Yüksekova Devlet Hastane'sindeki İlk poliklinik deneyimde genel olarak karşılaştığım ve diyetlerini düzenlediğim hastalarımın yakındığı hastalıkların başında 'hepatosteatoz' hastalığı ;yani bilindik ismiyle 'karaciğer yağlanması' gelmektedir.
Genel olarak aldığım besin tüketim kayıtlarında da gördüm ki ;karaciğer gibi çok fonksiyonlu organımızın yağlanmasının sebebi; yanlış beslenme alışkanlıkları ve tükettikleri yanlış gıdalardır.
Bu yanlışlardan bazılarına değinecek olursak;düzensiz öğün planlamasının sonucu olarak meydana gelen açlık,alkol kullanımı,aşırı miktarda yağlı yiyecek tüketimi(bol tereyağlı yemekler,yağlılık oranı fala olan koyun-kuzu etinin çok tüketilmesi,İran pirinci de denilen beyaz pirincin aşırı miktarda hemen hemen her yemekte olmazsa olmazlarının içinde olması,kuyruk yağının tüketilmesinin had safhada olması)ve en önemlisi de meyve yada mevsim sebzelerinin çok az tüketiliyor olması gelmektedir.
Bu yanlış beslenme alışkanlıklarının sonucunda meydana gelen obezite,şeker hastalığı ,açlık veya hızlı kilo kaybı karaciğer hücrelerinin yağlanmasını artırmaktadır.
Karaciğer yağlanması(karaciğer hücrelerinde aşırı yağ birikmesi)durumudur.Karaciğerde yağlanmanın olduğunu gösteren bir başka bulguda;karaciğer içindeki yağ oranı,karaciğerin toplam ağırlığının%10'una ulaşıyorsa,karaciğer yağlanması denilen durum meydana gelmiş demektir.
Vücudun en büyük ve metabolik açıdan en kompleks organı yani bir nevi vücudun fabrikası karaciğerdir.Bundan ötürü karaciğerin sağlığına dikkat etmek gerekir.
Karaciğer yağlanması genellikle belirti vermiyor ve başka bir amaçla yapılan ultrasonografide ya da check-up taramalarında karaciğer enzimlerinin (ALT ve AST) yüksekliği ile fark ediliyor.

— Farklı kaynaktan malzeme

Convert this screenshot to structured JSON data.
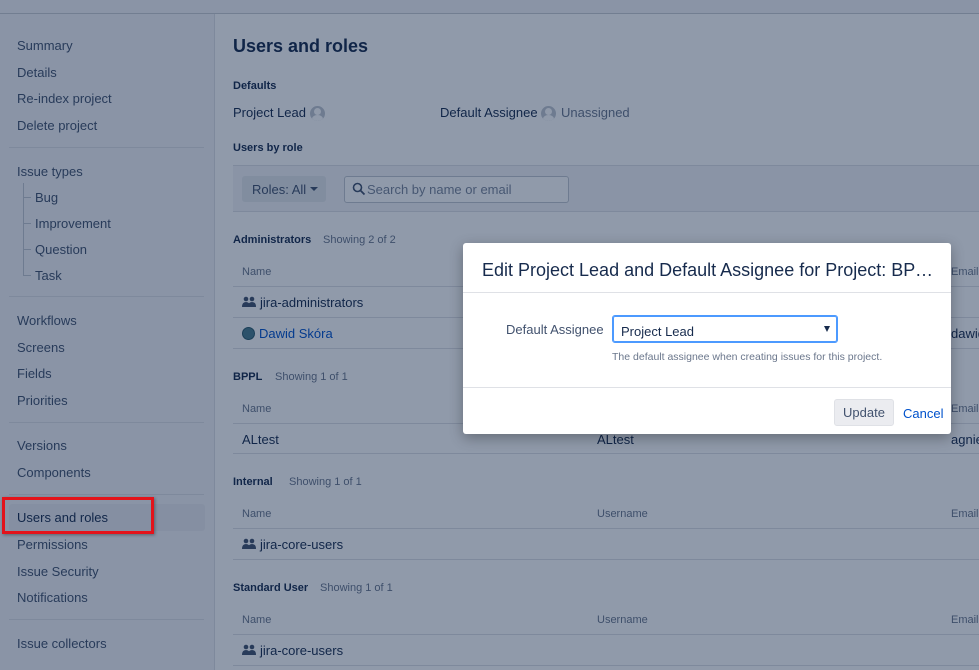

Bazı hastalarda karnın sağ üst bölgesinde ağrı, dolgunluk hissi, hazımsızlık, bulantı, şişkinlik, kilo alma belirtileri görülürken bazılarında da doğrudan siroz veya karaciğer kanseri bulguları ile kendini gösteriyor.Başka amaçlarla gelen yada bu tür yakınmalarının başka sebeplerden kaynaklandığını dile getiren ve bu sonuçla karşılaşan hasta sayısı gün geçtikçe artıyor.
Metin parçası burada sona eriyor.